CUENTO ARMENIO LA MANTA
Había una vez un pobre campesino que vivía con su mujer y sus hijos.
Trabajaba muy duro, pero no lograba procurar a los suyos el bienestar al que toda familia aspira. Alojaba también en su casa a su viejo padre, a quien trataba con respeto y amor filial. Pero la esposa del campesino no podía soportar la presencia del anciano en casa. No pasaba un día sin que se quejase de ello a su marido: el viejo no aportaba nada, se comía el pan de los niños, estaba sucio, era un estorbo.
El campesino sabía muy bien que los motivos invocados por su mujer no eran ni del todo justos, ni del todo caritativos, ni del todo ciertos. Sentía una profunda tristeza por aquel padre que lo había criado con el sudor de su frente y le había dado todo su afecto. Recordaba los largos días de su infancia, cuando su padre salía cada mañana muy temprano y regresaba muy tarde, exhausto, tras haber alquilado la fuerza de sus brazos a los granjeros ricos de los alrededores. No tenía mucho tiempo para dedicárselo a su hijo, pero siempre recomendaba a su madre: “Cuida bien del pequeño; que coma lo que quiera y que tenga buenos zapatos para el invierno. Que por lo menos mi trabajo y mi fatiga sirvan para eso”.
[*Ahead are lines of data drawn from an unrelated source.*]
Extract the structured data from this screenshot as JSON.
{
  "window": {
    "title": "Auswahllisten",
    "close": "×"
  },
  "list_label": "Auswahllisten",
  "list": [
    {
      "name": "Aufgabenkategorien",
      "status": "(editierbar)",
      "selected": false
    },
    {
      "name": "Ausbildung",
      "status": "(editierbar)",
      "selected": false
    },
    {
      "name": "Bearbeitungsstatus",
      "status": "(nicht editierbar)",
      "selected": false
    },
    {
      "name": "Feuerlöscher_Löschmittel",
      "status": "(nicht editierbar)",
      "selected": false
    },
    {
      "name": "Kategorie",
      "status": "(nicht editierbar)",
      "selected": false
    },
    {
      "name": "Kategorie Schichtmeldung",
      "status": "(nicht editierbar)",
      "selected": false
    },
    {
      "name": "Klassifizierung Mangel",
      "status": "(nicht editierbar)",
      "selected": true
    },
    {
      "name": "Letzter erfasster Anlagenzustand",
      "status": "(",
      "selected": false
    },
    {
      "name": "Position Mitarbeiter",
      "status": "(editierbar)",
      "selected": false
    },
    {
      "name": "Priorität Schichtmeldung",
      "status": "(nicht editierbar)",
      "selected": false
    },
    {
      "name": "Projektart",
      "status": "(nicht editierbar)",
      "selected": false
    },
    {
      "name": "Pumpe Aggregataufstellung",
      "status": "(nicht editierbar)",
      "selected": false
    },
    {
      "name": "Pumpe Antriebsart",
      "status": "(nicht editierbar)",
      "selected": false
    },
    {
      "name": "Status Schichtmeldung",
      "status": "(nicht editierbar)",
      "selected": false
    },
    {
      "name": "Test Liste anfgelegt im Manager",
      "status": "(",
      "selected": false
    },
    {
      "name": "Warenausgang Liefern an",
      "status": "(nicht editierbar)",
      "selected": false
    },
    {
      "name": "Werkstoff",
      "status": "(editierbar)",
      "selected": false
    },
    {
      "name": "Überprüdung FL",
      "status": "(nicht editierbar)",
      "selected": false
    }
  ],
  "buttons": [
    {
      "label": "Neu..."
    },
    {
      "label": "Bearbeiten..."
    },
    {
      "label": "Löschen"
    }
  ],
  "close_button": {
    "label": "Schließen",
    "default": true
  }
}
Nuestro campesino se acordaba de todas estas cosas, pero como era un poco cobarde y quería conservar la paz de su hogar, dio a entender al anciano que tendría que dejar la casa, irse a otro sitio, lejos.
-Compréndeme, padre- decía intentando justificarse-, no puedo estar peleando todos los días con mi mujer por tu culpa. Si fuera rico, haría que te construyeran una pequeña casa no lejos de aquí e iría a visitarte con regularidad. Pero sabes bien que carezco de fortuna, que mi casa es pequeña… Además, los viejos deben estar con los viejos y los jóvenes, con los jóvenes.
El anciano callaba, y su silencio aumentaba la mala conciencia del campesino. Hubiese preferido un ataque de ira o un montón de reproches por parte de su padre. Así, por lo menos, también él habría podido enfadarse y recriminarle.
Pero en lugar de eso, el viejo permanecía mudo, con los ojos brillantes de lágrimas.
A falta de argumentos, el campesino terminó por añadir:
-Te aseguro, padre, que lo mejor para ti es que te vayas.
El infeliz respondió por fin:
-Pero, ¿adónde quieres que vaya, hijo mío? Mi propio cuerpo se ha convertido en una carga. Sólo aspiro a morir, pero Dios, que a veces se lleva a los jóvenes, no parece quererme a mí. No tengo un techo, ni siquiera una manta para protegerme del frío, si me veo obligado a dormir en la calle.
El campesino, apiadado, pidió a su hijo mayor, de siete años, que fuese a buscar al establo la vieja manta que servía para abrigar a la vaca en las tardes de invierno.
El niño se fue y regresó poco después, trayendo en sus manos la mitad de la manta.
-¿Que has hecho, desgraciado? -gimió el abuelo-: ¡La has cortado en dos! ¡Tu padre me daba la vieja manta y ú sólo me consideras digno de la mitad! Eres peor que él.
-¿Por qué has hecho eso? -preguntó el padre, enfadado.
-Pero si lo hago por ti, padre -respondió el niño-. Voy a guardar la otra mitad de la manta para cuando tú seas viejo.
El campesino se sintió profundamente turbado por las inocentes palabras de su hijo. Avergonzado y arrepentido, besó las manos del anciano y le pidió perdón por su ingratitud y cobardía. Volvió a admitirlo en la casa y exigió a todos que, a partir de entonces, le mostrasen todo el respeto y todo el afecto que se merecía.
Lo que sucedió a un hombre que iba cargado con piedras preciosas y se ahogó en el río.
Había un hombre que llevaba a cuestas gran cantidad de piedras preciosas, y eran tantas que le pesaban mucho. En su camino tuvo que pasar un río y, como llevaba una carga tan pesada, se hundió más que si no la llevase. En la parte más honda del río, empezó a hundirse aún más.
Cuando vio esto un hombre, que estaba en la orilla del río, comenzó a darle voces y a decirle que, si no abandonaba aquella carga, corría el peligro de ahogarse. Pero el pobre infeliz no comprendió que, si moría ahogado en el río, perdería la vida y también su tesoro, aunque podría salvarse desprendiéndose de las riquezas. Por la codicia, y pensando cuánto valían aquellas piedras preciosas, no quiso desprenderse de ellas y echarlas al río, donde murió ahogado y perdió la vida y su preciosa carga.
A quien por codicia su vida aventura,
sabed que sus bienes muy poco le duran.